Consider the use of spaces. Humans need spaces between words because we need to see the text. ButifIwrotewithoutspacesyoucouldprobablystillunderstandme.
My guess is that 95% of spaces in a text are just there to make reading easier on the eyes. GPT doesn’t care. Every space you eliminate is one extra token that you can use to convey information.

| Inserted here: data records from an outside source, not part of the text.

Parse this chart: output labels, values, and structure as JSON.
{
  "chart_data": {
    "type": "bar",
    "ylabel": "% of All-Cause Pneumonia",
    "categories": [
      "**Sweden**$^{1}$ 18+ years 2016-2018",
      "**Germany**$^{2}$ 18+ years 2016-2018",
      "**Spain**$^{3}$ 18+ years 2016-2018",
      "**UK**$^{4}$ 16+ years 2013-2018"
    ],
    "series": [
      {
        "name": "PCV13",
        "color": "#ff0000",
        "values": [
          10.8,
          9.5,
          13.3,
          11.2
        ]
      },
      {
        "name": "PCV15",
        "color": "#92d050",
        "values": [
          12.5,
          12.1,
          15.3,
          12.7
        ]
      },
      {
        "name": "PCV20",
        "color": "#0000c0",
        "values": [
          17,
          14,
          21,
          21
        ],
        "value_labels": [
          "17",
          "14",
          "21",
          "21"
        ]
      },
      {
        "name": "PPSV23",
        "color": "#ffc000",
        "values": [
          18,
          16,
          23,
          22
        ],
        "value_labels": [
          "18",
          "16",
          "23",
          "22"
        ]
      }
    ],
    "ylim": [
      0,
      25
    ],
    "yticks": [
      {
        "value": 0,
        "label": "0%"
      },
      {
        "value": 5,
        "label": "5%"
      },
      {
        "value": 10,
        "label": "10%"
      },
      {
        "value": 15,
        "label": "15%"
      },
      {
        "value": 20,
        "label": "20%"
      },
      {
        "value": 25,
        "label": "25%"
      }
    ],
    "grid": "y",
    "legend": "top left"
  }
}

Can we do better than just removing spaces? Of course, I asked GPT. (I was frustrated because I was trying to feed it large blog posts and kept running up against the limit.) It came up with a Python function that does the following:
Tokenizes the text
Removes stopwords
Applies the Porter stemming algorithm
Removes a few common words: 'the', 'a', 'an', 'in', 'on', 'at', 'for', 'to', 'of'
Removes all spaces and jumbles the words together
You can read the code here. It’s very simple! This is standard NLP preprocessing stuff. But I haven’t seen anyone use it for this purpose yet.
A couple of weeks ago Twitter discovered "Shoggoth Tongue”. You can get GPT to write highly compressed text in an idiosyncratic language that its own instances can understand. This is extremely fascinating. However, it is not effective as a method to save money on GPT, because you still need to use GPT for the compression.
gptrim does not need GPT to compress text, which makes it quick and free.
gptrim rewrites your prompts so they are ~50% shorter. You can simply paste the shortened prompt in ChatGPT or feed it to your API. GPT will then follow your instructions. No special explanation is needed. GPT won’t see anything weird about your text!
I haven’t tested this extensively. From what I’ve seen, GPT can recover most of the original meaning. This is also true for GPT-3.5.
The best way to verify compression quality is to ask GPT to decompress the text. I’ve shared a prompt for that at the top of the article.
The compression is not perfect. For some sentences, the meaning gets lost or misinterpreted. I don’t recommend using this for applications where nuance is crucial (e.g. medical diagnosis).
This project was hacked together in an evening. It was very much a collaborative effort. I came up with the idea, and GPT wrote the trimming function. It also did the heavy lifting for writing the Flask web app.
There are several improvements that could be added:
Publish a Python library to do this programmatically.
Measure savings in GPT tokens, not character numbers.
Compute dollar savings based on OpenAI’s pricing.
Run more experiments. Can we get GPT to answer in trimmed language, think to itself in trimmed language, and only decompress the text as a final step?
Finally, there must be better methods to compress text for GPT, without using GPT. I look forward to new ideas in this space.